Target Low-Hanging Fruit in Preventing, Overturning Denials
Prevent breakdown in data exchange
By Melinda Young
EXECUTIVE SUMMARY
The keys to preventing and overturning payer denials are to collect data to identify problem areas and to train staff in best practices.
- Missing or hidden lab data could result in a claim denial.
- The case management team should understand the information each payer wants and how best to share those data.
- Spoon-feeding information to payers’ utilization review nurse is one good method.
Through training and following best practices, case managers and utilization reviewers can prevent and overturn payer denials.
Often, a denial results from omitted information. “It could be the low-hanging fruit of ‘We didn’t get the data we were needing, so we denied it,’” says Hemant Gupta, MD, MSc, lead national physician educator with Sound Physicians in Tacoma, WA.
The easy fix is to send them the missing information. The long-term, preventive answer is to find out why the information was incomplete. “Try to understand that there are many, many hands that cross this pathway,” Gupta says. “If it’s not a reliable pathway of crossing, the data doesn’t get there.”
Breakdowns in data exchange between health systems and payers occur when vital parts of the medical record, which were extracted in PDF, faxed, or emailed content, lack essential data.
“Say I had to diagnose a heart attack, but the labs weren’t there,” Gupta says. In that situation, the payer did not receive the appropriate lab work that documented proof of the heart attack diagnosis.
“Lab information didn’t get to the utilization review nurse or doctor, so they didn’t approve it,” he adds. “This is not about just sharing information or giving electronic medical record access. There are different health systems and different levels of workflow for health information management and case management people.”

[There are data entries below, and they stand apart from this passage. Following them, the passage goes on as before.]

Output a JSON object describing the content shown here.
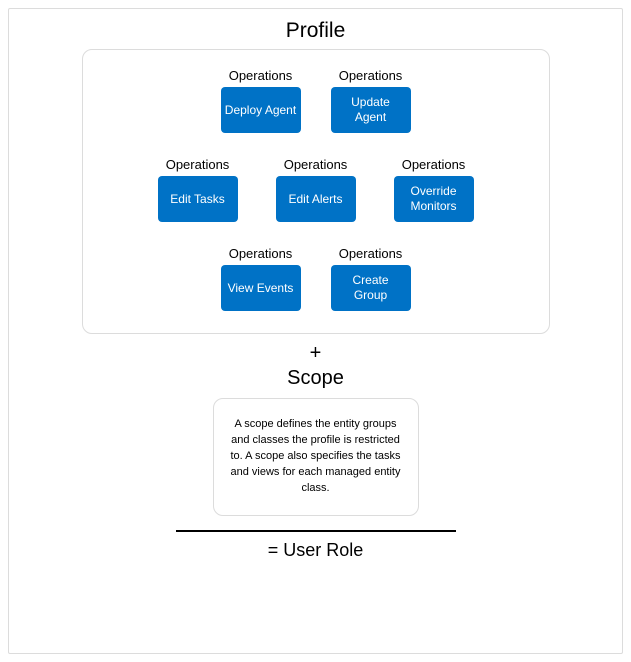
{
  "colors": {
    "button_bg": "#0072c6",
    "button_fg": "#ffffff",
    "border": "#dcdcdc",
    "text": "#000000",
    "background": "#ffffff"
  },
  "profile": {
    "title": "Profile",
    "op_label": "Operations",
    "rows": [
      [
        "Deploy Agent",
        "Update Agent"
      ],
      [
        "Edit Tasks",
        "Edit Alerts",
        "Override Monitors"
      ],
      [
        "View Events",
        "Create Group"
      ]
    ]
  },
  "plus": "+",
  "scope": {
    "title": "Scope",
    "text": "A scope defines the entity groups and classes the profile is restricted to. A scope also specifies the tasks and views for each managed entity class."
  },
  "result": "= User Role"
}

The long-term solution is to collect information on how often denials occur due to particular issues, such as missing data. For instance, it could be that six times in the past month, data did not reach the right decision-maker, leading to a denial, Gupta explains. “Chalk that up to a complicated pathway and simplify that pathway.”
Case managers and those in charge of UR should understand what information each player wants and how best to share data. Preventing denials takes less time and fewer resources than trying to overturn a denial. It is important to know a particular payer needs specific information highlighted in the data submission, or the overworked person receiving the information may miss something important to preventing a denial.
“As you discover documentation holes in the electronic medical record, you should be bringing this issue to the people doing the documenting,” Gupta says. “You have to have an expert who knows how to read the record, has clinical knowledge, and who knows what data and criteria they rely on. It can’t be just any person.”
Ideally, the team should work well enough to meet all time-based deadlines and handle appeals. “Unless you have a dedicated team of people who know what they’re doing, that gets to be a very sizable task for a case manager,” Gupta says. “They have several daily activities they do in discharge planning, and it gets to be a very burdensome process, unless you have a dedicated team that is capable of handling it at an expert level.”
For example, a patient with COPD can be hospitalized under appropriate medical necessity guidelines. A common question is why a COPD patient needs additional medical care on day two or three of the hospital stay. Are these additional hospital days medically necessary? How can the hospital prove it? Where is the documentation?
“For COPD patients, certain lab results are very important to get printed out and documented in the record, and they have to be reported in a certain way,” Gupta says.
If the essential lab results are buried in 50 pages of lab results, it is like finding a needle in a haystack. “This specific lab [result], if present, can easily be found and could overturn a denial,” Gupta says.
The payer’s staff review dozens of cases each day and are sifting through volumes of information. It helps if health providers highlight the essential data, making it easier to find. “This can be a very tiring day for a case manager, on the insurance side, and also on the hospital side. You need relevant, critical information to make the right decision,” he explains.
It is up to case management/UR leaders to teach staff the relevant and critical pieces of information and how to send this information in a timely manner. If it is done correctly, they will win the case, even if it is denied.
“Many times, you will not get a denial because they found the data they were looking for, such as the amount of CO2 dissolved in blood of COPD patients and that was elevated beyond a specific amount,” Gupta says. “These data are important in a discussion of how sick the patient is and how the patient should be in the hospital instead of being discharged.”
When this critical information is missing or buried in documentation, the risk of denial increases. Spoon-feeding information to the payer’s UR nurse is a great way to reduce barriers and denials.
“Every time you do that and let the light happen at the end of the tunnel, it gets clearer and clearer,” Gupta explains. “You learn case by case.”
The keys to preventing and overturning payer denials are to collect data to identify problem areas and to train staff in best practices. The case management team should understand the information each payer wants and how best to share those data.